SYNFAC-EDIT: Synthetic Imitation Edit Feedback for Factual Alignment in Clinical Summarization

Large Language Models (LLMs) such as GPT & Llama have demonstrated significant achievements in summarization tasks but struggle with factual inaccuracies, a critical issue in clinical NLP applications where errors could lead to serious consequences. To counter the high costs and limited availability of expert-annotated data for factual alignment, this study introduces an innovative pipeline that utilizes >100B parameter GPT variants like GPT-3.5 & GPT-4 to act as synthetic experts to generate high-quality synthetics feedback aimed at enhancing factual consistency in clinical note summarization. Our research primarily focuses on edit feedback generated by these synthetic feedback experts without additional human annotations, mirroring and optimizing the practical scenario in which medical professionals refine AI system outputs. Although such 100B+ parameter GPT variants have proven to demonstrate expertise in various clinical NLP tasks, such as the Medical Licensing Examination, there is scant research on their capacity to act as synthetic feedback experts and deliver expert-level edit feedback for improving the generation quality of weaker (<10B parameter) LLMs like GPT-2 (1.5B) & Llama 2 (7B) in clinical domain. So in this work, we leverage 100B+ GPT variants to act as synthetic feedback experts offering expert-level edit feedback, that is used to reduce hallucinations and align weaker (<10B parameter) LLMs with medical facts using two distinct alignment algorithms (DPO & SALT), endeavoring to narrow the divide between AI-generated content and factual accuracy. This highlights the substantial potential of LLM-based synthetic edits in enhancing the alignment of clinical factuality.

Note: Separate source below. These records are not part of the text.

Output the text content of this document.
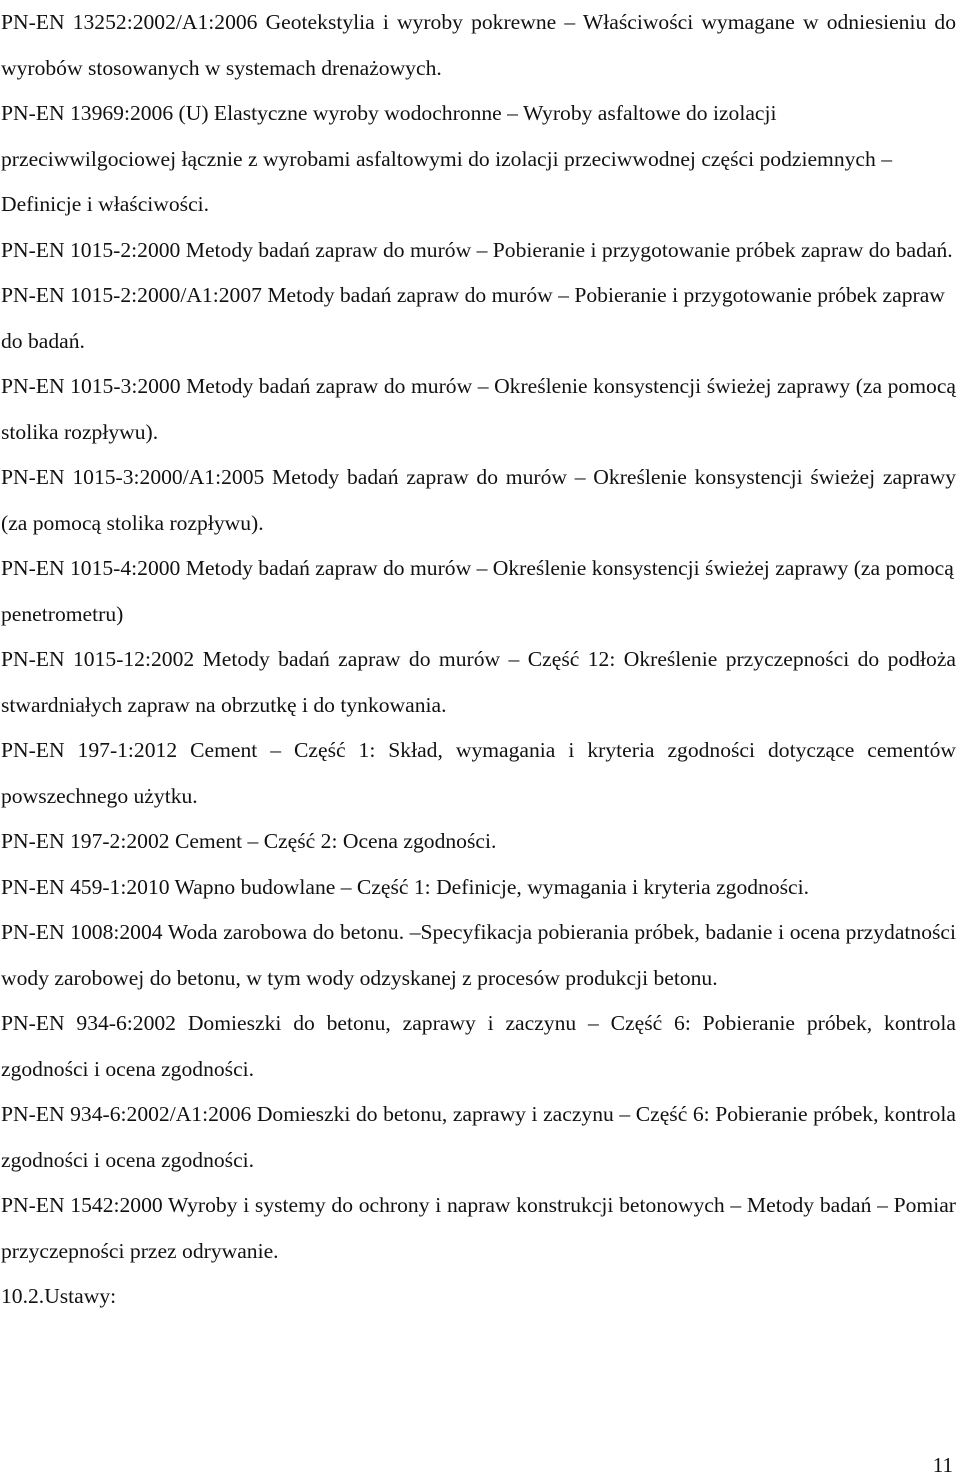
PN-EN 13252:2002/A1:2006 Geotekstylia i wyroby pokrewne – Właściwości wymagane w odniesieniu do wyrobów stosowanych w systemach drenażowych.

PN-EN 13969:2006 (U) Elastyczne wyroby wodochronne – Wyroby asfaltowe do izolacji przeciwwilgociowej łącznie z wyrobami asfaltowymi do izolacji przeciwwodnej części podziemnych – Definicje i właściwości.

PN-EN 1015-2:2000 Metody badań zapraw do murów – Pobieranie i przygotowanie próbek zapraw do badań.

PN-EN 1015-2:2000/A1:2007 Metody badań zapraw do murów – Pobieranie i przygotowanie próbek zapraw do badań.

PN-EN 1015-3:2000 Metody badań zapraw do murów – Określenie konsystencji świeżej zaprawy (za pomocą stolika rozpływu).

PN-EN 1015-3:2000/A1:2005 Metody badań zapraw do murów – Określenie konsystencji świeżej zaprawy (za pomocą stolika rozpływu).

PN-EN 1015-4:2000 Metody badań zapraw do murów – Określenie konsystencji świeżej zaprawy (za pomocą penetrometru)

PN-EN 1015-12:2002 Metody badań zapraw do murów – Część 12: Określenie przyczepności do podłoża stwardniałych zapraw na obrzutkę i do tynkowania.

PN-EN 197-1:2012 Cement – Część 1: Skład, wymagania i kryteria zgodności dotyczące cementów powszechnego użytku.

PN-EN 197-2:2002 Cement – Część 2: Ocena zgodności.

PN-EN 459-1:2010 Wapno budowlane – Część 1: Definicje, wymagania i kryteria zgodności.

PN-EN 1008:2004 Woda zarobowa do betonu. –Specyfikacja pobierania próbek, badanie i ocena przydatności wody zarobowej do betonu, w tym wody odzyskanej z procesów produkcji betonu.

PN-EN 934-6:2002 Domieszki do betonu, zaprawy i zaczynu – Część 6: Pobieranie próbek, kontrola zgodności i ocena zgodności.

PN-EN 934-6:2002/A1:2006 Domieszki do betonu, zaprawy i zaczynu – Część 6: Pobieranie próbek, kontrola zgodności i ocena zgodności.

PN-EN 1542:2000 Wyroby i systemy do ochrony i napraw konstrukcji betonowych – Metody badań – Pomiar przyczepności przez odrywanie.

10.2.Ustawy:

11
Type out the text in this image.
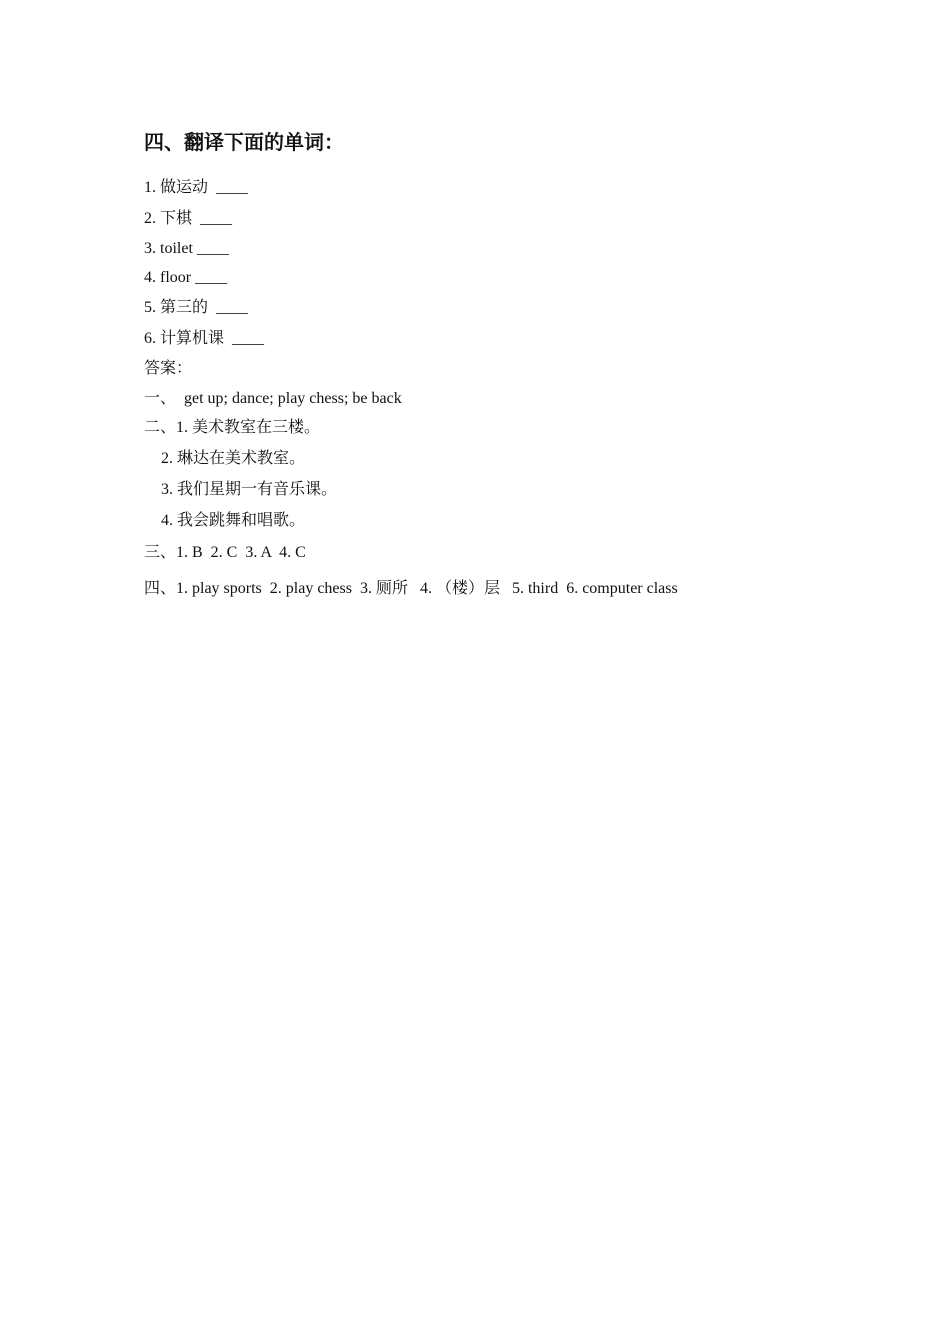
四、翻译下面的单词：
1. 做运动  ____
2. 下棋  ____
3. toilet ____
4. floor ____
5. 第三的  ____
6. 计算机课  ____
答案：
一、  get up; dance; play chess; be back
二、1. 美术教室在三楼。
2. 琳达在美术教室。
3. 我们星期一有音乐课。
4. 我会跳舞和唱歌。
三、1. B  2. C  3. A  4. C
四、1. play sports  2. play chess  3. 厕所   4. （楼）层   5. third  6. computer class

翻译：大型语言模型（LLMs）如GPT与Llama已在摘要生成任务中取得显著成果，但在临床自然语言处理应用中存在关键性事实准确性偏差问题——此类错误可能导致严重后果。针对专家标注数据用于事实对齐时面临的成本高昂与可及性有限等挑战，本研究提出创新性流水线，利用GPT-3.5与GPT-4等超千亿参数GPT变体作为合成专家，生成高质量合成反馈以增强临床病历摘要的事实一致性。研究核心聚焦于这些合成反馈专家产生的编辑反馈（无需额外人工标注），模拟并优化临床医师修正AI系统输出的实际场景。尽管此类超千亿参数GPT变体已在多项临床自然语言处理任务（如医师资格考试）中展现专业能力，但其作为合成反馈专家、为临床领域较弱模型（<10亿参数，如GPT-2 1.5B与Llama 2 7B）提供编辑反馈以提升生成质量的能力鲜有研究。因此，本研究利用超千亿参数GPT变体作为合成反馈专家提供专家级编辑反馈，通过两种不同对齐算法（DPO与SALT）减少较弱模型的幻觉现象，使其与医学事实对齐，致力于缩小AI生成内容与事实准确性之间的差距。这凸显了基于LLM的合成编辑在提升临床事实对齐方面的巨大潜力。